Same applies to the answer. This really helps especially when you have longer outputs. Math datasets are typically constrained to very short outputs, which are typically either a number or an equation. Other datasets, especially chemistry and biology datasets, can have more complex answers requiring multiple words. In this case, I’ll typically use a loss like BLEU or ROUGE (mostly BLEU, since it measures the precision of N-grams, and we want to optimize for that overlap in the answer) instead of an exact match.
That being said, make sure not to be too lax; If you have too soft of a reward function, your model may just get comfy outputting shoddy outputs.
Accentuate the Positive
In my experience in RL, training is a lot more stable when you opt to give rewards >= 0. This is completely anecdotal, but this has always worked for me.

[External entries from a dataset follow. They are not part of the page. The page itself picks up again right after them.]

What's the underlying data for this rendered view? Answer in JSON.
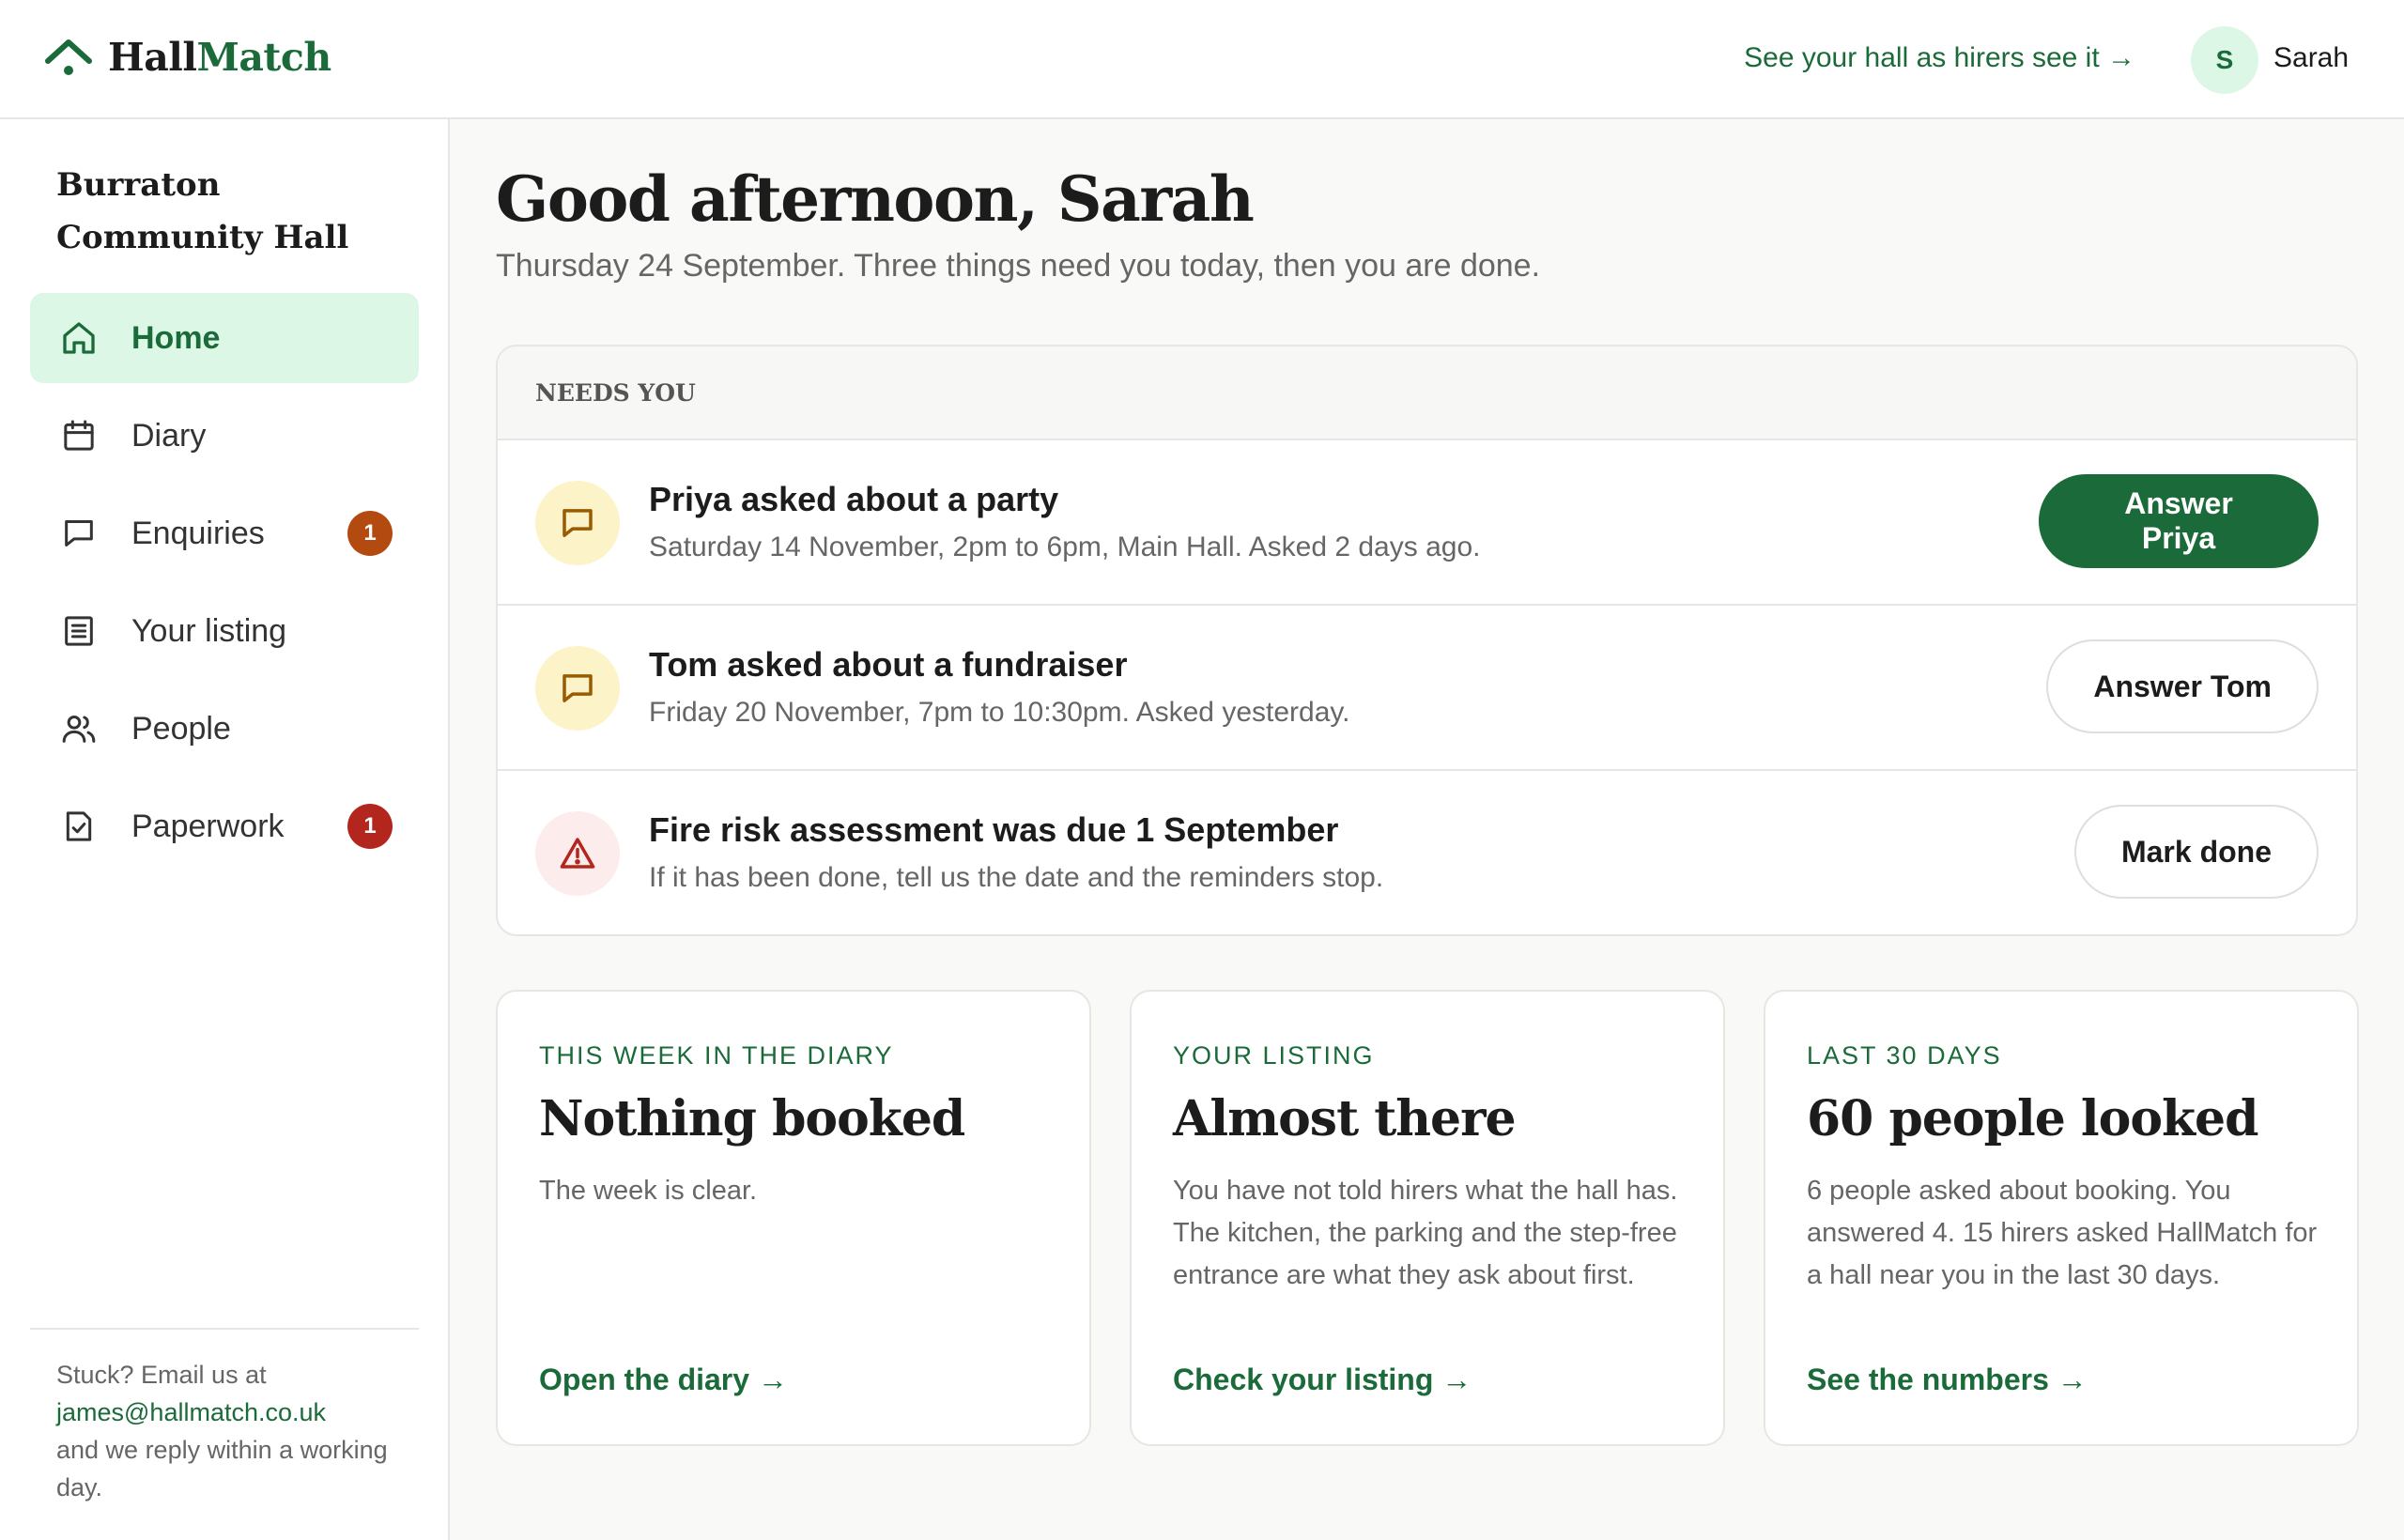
{
  "brand": {
    "name_part1": "Hall",
    "name_part2": "Match",
    "icon": "roof-pin-logo-icon",
    "color": "#1b6b3a"
  },
  "header": {
    "preview_link": "See your hall as hirers see it →",
    "avatar_initial": "S",
    "user_name": "Sarah"
  },
  "sidebar": {
    "venue_name": "Burraton Community Hall",
    "items": [
      {
        "label": "Home",
        "icon": "home-icon",
        "active": true
      },
      {
        "label": "Diary",
        "icon": "calendar-icon"
      },
      {
        "label": "Enquiries",
        "icon": "chat-bubble-icon",
        "badge": "1",
        "badge_color": "#b34a0f"
      },
      {
        "label": "Your listing",
        "icon": "document-list-icon"
      },
      {
        "label": "People",
        "icon": "people-icon"
      },
      {
        "label": "Paperwork",
        "icon": "document-check-icon",
        "badge": "1",
        "badge_color": "#b3261e"
      }
    ],
    "help": {
      "line1": "Stuck? Email us at",
      "email": "james@hallmatch.co.uk",
      "line2": "and we reply within a working day."
    }
  },
  "main": {
    "greeting": "Good afternoon, Sarah",
    "subline": "Thursday 24 September. Three things need you today, then you are done.",
    "needs": {
      "title": "NEEDS YOU",
      "tasks": [
        {
          "title": "Priya asked about a party",
          "desc": "Saturday 14 November, 2pm to 6pm, Main Hall. Asked 2 days ago.",
          "action": "Answer Priya",
          "icon": "chat-bubble-icon",
          "icon_bg": "#fdf3c9",
          "icon_color": "#9a5b00"
        },
        {
          "title": "Tom asked about a fundraiser",
          "desc": "Friday 20 November, 7pm to 10:30pm. Asked yesterday.",
          "action": "Answer Tom",
          "icon": "chat-bubble-icon",
          "icon_bg": "#fdf3c9",
          "icon_color": "#9a5b00"
        },
        {
          "title": "Fire risk assessment was due 1 September",
          "desc": "If it has been done, tell us the date and the reminders stop.",
          "action": "Mark done",
          "icon": "warning-triangle-icon",
          "icon_bg": "#fdecec",
          "icon_color": "#b3261e"
        }
      ]
    },
    "cards": [
      {
        "eyebrow": "THIS WEEK IN THE DIARY",
        "heading": "Nothing booked",
        "body": "The week is clear.",
        "link": "Open the diary →"
      },
      {
        "eyebrow": "YOUR LISTING",
        "heading": "Almost there",
        "body": "You have not told hirers what the hall has. The kitchen, the parking and the step-free entrance are what they ask about first.",
        "link": "Check your listing →"
      },
      {
        "eyebrow": "LAST 30 DAYS",
        "heading": "60 people looked",
        "body": "6 people asked about booking. You answered 4. 15 hirers asked HallMatch for a hall near you in the last 30 days.",
        "link": "See the numbers →"
      }
    ]
  }
}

Extras (I didn’t know how to categorize these hehe)
Anneal the temperature over training
I’m not sure how crucial this is, but it seems to help at least a little bit when training. I try to linearly anneal the temperature from a very high value to a low value over the course of training to balance the exploration/exploitation tradeoff.
Group size doesn’t matter too much
I’ve been able to get away with a group size of 2 for most of my training, and they seem to work just fine. That being said, I’m limited with compute, so that’s all I can try for now (spare GPU cycles?)